Abrams leveled the gravest accusation against two prominent columnists, Thomas Friedman from the New York Times and Joe Klein from Time Magazine. He accused both of being Jewish anti-Semites. Friedman is guilty because in one of his columns he wrote that the applause that received Netanyahu at Congress did not attest to agreement with his policy. The applause were bought and paid for by the Israel lobby, Friedman wrote.[ see: Israel lobby losing its grip over US opinion]
Meanwhile, Joe Klein is guilty because he wrote that America’s neoconservatives wish to send young Americans to war for the sake of Israel’s national security.
Friedman could have chosen a different wording, but his claim has a grain of truth to it: The pro-Israel lobby, just like other lobbies, buys the support of Congress members. I was there, during Netanyahu’s Congress speech. I reported the enthused welcome he received. Yet I also saw the major Jewish donors closely watching the elected officials who received their support to make sure they are sufficiently enthusiastic.
Yet let’s assume Friedman is wrong. Why does criticism leveled at one Jewish organization immediately turn into anti-Semitism? Why is criticism leveled at the neoconservatives, who entangled America in the wrong war in Iraq, a war that only benefited Iran, labeled as anti-Semitism? It’s true that many of these writers are Jewish. So what?

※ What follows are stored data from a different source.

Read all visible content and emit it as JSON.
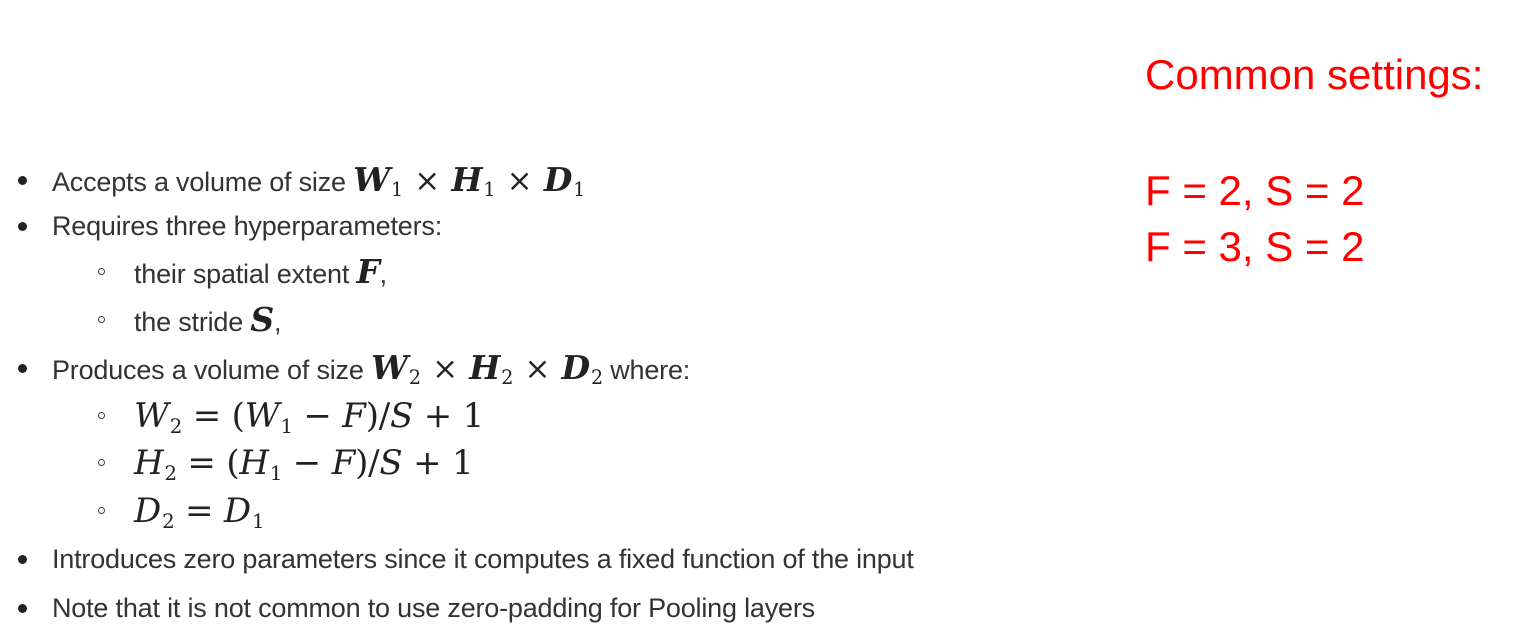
{
  "bullets": [
    {
      "level": 1,
      "text": "Accepts a volume of size",
      "math": "W1 × H1 × D1"
    },
    {
      "level": 1,
      "text": "Requires three hyperparameters:"
    },
    {
      "level": 2,
      "text": "their spatial extent",
      "math": "F",
      "suffix": ","
    },
    {
      "level": 2,
      "text": "the stride",
      "math": "S",
      "suffix": ","
    },
    {
      "level": 1,
      "text": "Produces a volume of size",
      "math": "W2 × H2 × D2",
      "suffix": "where:"
    },
    {
      "level": 2,
      "math": "W2 = (W1 − F)/S + 1"
    },
    {
      "level": 2,
      "math": "H2 = (H1 − F)/S + 1"
    },
    {
      "level": 2,
      "math": "D2 = D1"
    },
    {
      "level": 1,
      "text": "Introduces zero parameters since it computes a fixed function of the input"
    },
    {
      "level": 1,
      "text": "Note that it is not common to use zero-padding for Pooling layers"
    }
  ],
  "panel": {
    "title": "Common settings:",
    "settings": [
      "F = 2, S = 2",
      "F = 3, S = 2"
    ],
    "color": "#ff0000"
  }
}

Many of Wall Street’s moguls are Jewish as well. The greatest of conmen, Bernie Madoff, was also Jewish. Is any criticism leveled at him, including criticism voiced by his Jewish victims, tainted by anti-Semitism?
One of the great bonuses in the State of Israel’s existence is that here Jews are finally allowed to criticize other Jews without being condemned as anti-Semites. Here we have no guilty feelings that can be manipulated. Freedom reigns supreme.
Yet our American colleagues have this freedom too. There was no particular commotion this week in the New York Times’ corridors in the face of the Israeli prime minister’s boycott. Don Quixote can rest: Without or without him, the windmills will continue to grind.